Alguns segundos em silêncio, encarando o semblante atemorizado daquele menino, Grigore dera mais dois passos em direção a ele respondendo baixinho:

___ Você.

O moço arregalou os olhos espantados.

___ Eu?

___ Exato.

___ O que quer de mim? Meu sangue, minha alma, minha companhia?

___ Um pouco de tudo ___ respondeu o outro sorrindo.

___ Por quê?

Mais alguns passos à frente e novamente seus rostos estavam próximos, Ben percorreu a lúrida e frígida tez do jovem com uma das mãos, Damian tremia como se estivesse entregue à uma madrugada do mais rigoroso inverno, sem nada ou alguém que o aquecesse... Apenas o frio e a escuridão.

Ele sentia o toque tenebroso dos níveos dedos do rapaz em sua face, porém não fugiu e não disse nada, estava tão hirto e com medo, qualquer coisa que tentasse, sabia que seria inútil.

___ És tão lindo, băiatul meu, como um reflexo resplandecente, olho para você e vejo apenas a mim mesmo, poucos anos mais jovem, um assustado e cândido garoto que de nada sabia do mundo... Muito menos dos pavores e prazeres que podem lhe proporcionar.

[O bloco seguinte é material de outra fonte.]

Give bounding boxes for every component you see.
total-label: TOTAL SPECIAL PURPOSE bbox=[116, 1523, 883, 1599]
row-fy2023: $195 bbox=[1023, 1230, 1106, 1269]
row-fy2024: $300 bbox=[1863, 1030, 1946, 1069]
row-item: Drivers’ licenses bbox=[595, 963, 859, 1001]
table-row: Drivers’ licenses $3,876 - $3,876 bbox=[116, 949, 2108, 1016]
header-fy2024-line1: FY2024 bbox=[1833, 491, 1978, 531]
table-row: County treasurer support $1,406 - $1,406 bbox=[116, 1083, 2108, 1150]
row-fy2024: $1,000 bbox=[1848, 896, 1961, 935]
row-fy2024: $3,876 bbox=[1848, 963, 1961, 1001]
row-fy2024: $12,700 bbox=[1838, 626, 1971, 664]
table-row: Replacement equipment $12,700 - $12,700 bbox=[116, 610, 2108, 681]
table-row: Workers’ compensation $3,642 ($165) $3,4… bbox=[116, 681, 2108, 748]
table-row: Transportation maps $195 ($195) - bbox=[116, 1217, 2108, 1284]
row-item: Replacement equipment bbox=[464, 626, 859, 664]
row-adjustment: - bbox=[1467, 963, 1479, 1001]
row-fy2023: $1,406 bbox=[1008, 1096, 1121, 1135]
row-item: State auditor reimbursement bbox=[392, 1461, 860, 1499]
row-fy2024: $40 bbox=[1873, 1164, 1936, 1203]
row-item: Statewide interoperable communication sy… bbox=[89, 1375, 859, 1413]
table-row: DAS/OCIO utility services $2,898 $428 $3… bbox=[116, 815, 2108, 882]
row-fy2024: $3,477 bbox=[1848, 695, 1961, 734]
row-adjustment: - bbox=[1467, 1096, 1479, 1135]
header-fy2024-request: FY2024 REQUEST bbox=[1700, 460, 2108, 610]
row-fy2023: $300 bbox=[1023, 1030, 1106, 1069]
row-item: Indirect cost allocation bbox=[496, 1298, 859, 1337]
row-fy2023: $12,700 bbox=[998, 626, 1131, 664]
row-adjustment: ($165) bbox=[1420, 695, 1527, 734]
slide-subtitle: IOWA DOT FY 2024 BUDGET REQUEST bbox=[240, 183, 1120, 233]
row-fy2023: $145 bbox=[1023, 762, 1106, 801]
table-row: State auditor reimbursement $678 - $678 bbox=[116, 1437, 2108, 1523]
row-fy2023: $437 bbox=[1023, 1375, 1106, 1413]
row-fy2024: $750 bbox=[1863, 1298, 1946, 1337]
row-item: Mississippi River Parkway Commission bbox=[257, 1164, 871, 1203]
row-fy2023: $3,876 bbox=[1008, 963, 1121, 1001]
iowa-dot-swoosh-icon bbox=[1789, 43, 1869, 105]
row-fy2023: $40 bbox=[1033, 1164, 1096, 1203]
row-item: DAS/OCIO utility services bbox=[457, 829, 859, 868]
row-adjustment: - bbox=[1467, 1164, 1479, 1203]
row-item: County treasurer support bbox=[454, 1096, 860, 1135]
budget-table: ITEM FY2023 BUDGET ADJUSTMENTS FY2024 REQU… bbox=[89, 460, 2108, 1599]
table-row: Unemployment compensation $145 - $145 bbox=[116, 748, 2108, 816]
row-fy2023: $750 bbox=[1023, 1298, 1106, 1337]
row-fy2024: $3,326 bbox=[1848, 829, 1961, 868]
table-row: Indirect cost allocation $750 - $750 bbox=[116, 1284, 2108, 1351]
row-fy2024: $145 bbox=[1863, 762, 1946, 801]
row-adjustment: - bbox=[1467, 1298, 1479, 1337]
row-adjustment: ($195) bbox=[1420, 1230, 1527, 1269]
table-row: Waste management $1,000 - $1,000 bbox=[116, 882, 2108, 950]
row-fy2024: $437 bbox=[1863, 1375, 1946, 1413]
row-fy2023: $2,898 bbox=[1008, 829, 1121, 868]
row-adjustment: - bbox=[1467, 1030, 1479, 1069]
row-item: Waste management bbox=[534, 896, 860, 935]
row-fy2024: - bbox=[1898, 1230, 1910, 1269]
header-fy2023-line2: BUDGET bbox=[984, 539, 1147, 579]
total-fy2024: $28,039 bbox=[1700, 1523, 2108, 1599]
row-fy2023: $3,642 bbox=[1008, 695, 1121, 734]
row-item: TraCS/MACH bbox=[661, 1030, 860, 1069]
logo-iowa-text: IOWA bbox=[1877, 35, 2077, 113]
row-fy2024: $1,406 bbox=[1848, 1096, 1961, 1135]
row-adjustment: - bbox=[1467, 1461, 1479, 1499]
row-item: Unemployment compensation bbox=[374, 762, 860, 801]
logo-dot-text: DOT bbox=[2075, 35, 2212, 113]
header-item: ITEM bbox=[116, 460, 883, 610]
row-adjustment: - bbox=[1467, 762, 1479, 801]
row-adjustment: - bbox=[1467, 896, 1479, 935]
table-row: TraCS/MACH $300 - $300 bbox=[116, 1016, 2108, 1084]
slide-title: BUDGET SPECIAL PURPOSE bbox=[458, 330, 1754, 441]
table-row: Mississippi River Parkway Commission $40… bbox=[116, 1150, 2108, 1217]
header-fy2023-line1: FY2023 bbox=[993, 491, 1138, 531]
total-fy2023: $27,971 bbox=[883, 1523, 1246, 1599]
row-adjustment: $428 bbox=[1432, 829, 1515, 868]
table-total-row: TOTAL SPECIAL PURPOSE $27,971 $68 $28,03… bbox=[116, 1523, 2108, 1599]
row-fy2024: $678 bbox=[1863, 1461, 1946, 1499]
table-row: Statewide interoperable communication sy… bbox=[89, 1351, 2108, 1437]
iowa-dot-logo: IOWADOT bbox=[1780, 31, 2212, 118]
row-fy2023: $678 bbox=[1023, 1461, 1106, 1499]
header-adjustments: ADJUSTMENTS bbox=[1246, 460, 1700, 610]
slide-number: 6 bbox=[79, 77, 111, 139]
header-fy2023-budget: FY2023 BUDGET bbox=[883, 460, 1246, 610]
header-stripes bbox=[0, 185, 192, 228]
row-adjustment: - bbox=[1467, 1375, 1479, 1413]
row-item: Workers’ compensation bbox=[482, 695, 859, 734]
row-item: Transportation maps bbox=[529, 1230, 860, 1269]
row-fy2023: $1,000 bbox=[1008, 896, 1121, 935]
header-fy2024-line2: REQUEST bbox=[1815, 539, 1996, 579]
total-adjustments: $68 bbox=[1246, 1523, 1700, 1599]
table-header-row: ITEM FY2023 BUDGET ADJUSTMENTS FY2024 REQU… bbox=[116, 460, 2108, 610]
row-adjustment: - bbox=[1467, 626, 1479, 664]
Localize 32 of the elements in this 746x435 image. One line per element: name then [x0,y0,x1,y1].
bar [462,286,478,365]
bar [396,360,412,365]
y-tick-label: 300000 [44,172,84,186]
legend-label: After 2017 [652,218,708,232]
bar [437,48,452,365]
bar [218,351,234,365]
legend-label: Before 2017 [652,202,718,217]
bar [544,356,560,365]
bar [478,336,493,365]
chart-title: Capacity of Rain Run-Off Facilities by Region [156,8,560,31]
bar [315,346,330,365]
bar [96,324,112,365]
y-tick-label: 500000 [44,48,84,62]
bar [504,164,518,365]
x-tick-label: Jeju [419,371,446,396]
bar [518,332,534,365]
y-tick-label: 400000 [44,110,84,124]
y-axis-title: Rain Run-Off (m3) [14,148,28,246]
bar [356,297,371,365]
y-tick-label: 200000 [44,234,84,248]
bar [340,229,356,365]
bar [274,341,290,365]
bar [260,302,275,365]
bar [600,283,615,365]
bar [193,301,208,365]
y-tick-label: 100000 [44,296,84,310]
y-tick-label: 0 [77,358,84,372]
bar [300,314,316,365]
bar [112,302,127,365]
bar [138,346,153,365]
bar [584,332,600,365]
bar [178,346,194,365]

É isto que lhe torna tão belo, sua ingenuidade infantil, teus traços sensuais e teu ar tão confuso e melancólico, como uma alma perdida que vaga à procura de seu corpo. Você é único, meu caro, é sublime, é excepcionalmente perfeito.

___ Onde quer chegar com tudo isso?

___ Como um reflexo... Eu me vejo em seus olhos e sei que vê a si mesmo quando fita os meus. Você e eu... Somos um só, draga mea.

___ Eu não entendo.

___ Ora, é claro que entende, porém está um pouco confuso apenas. Temos uma só alma... Um só corpo... Um só coração que bate somente quando tiramos uma vida alheia.

___ Eu não sou como você!

___ Tem absoluta certeza disto?

___ Vá embora! Deixe-me em paz!___ falou o adolescente distanciando-se do donaire lorde.

___ Sabe que não farei isso, sabe que ficarei ao teu lado para sempre.

___ Por que eu? O que há em mim que não pode encontrar em outro alguém?

___ Somente você pode obter as respostas, elas estão dentro de sua alma, basta saber onde procurar.

___ Eu não entendo... Eu não sei do que está falando.

___ Não seja um tolo, Damian!___vociferou o pálido sujeito derrubando um abajur fazendo com que os cacos se espalhassem pelo chão.

Benjamin andou tranquilamente para perto do garoto e segurou com ambas as mãos o pequeno rosto dele, olhando fixamente em seus olhos.

___ Eu sou como você... Você é como eu... Somos um, meu de tineri, apenas um!___ soltou um riso nervoso, porém terno ___ Fico tão abismado em como se parece com sua mãe... A doçura e a ingenuidade, os cabelos negros, mas... É estranho... Não se parece em nada com o pobre e velho Ionel!

Naquele instante, Damian estava em pé, porém parecia que suas pernas haviam sumido e nada mais o sustentava, um tremor correu por seu corpo enfraquecendo-o por completo, o toque das mãos frias de Grigore fora ainda mais doloroso, sentia os batimentos sufocados de seu coração bombeando o medo por suas veias fazendo com que as palavras morressem em seus encanecidos lábios.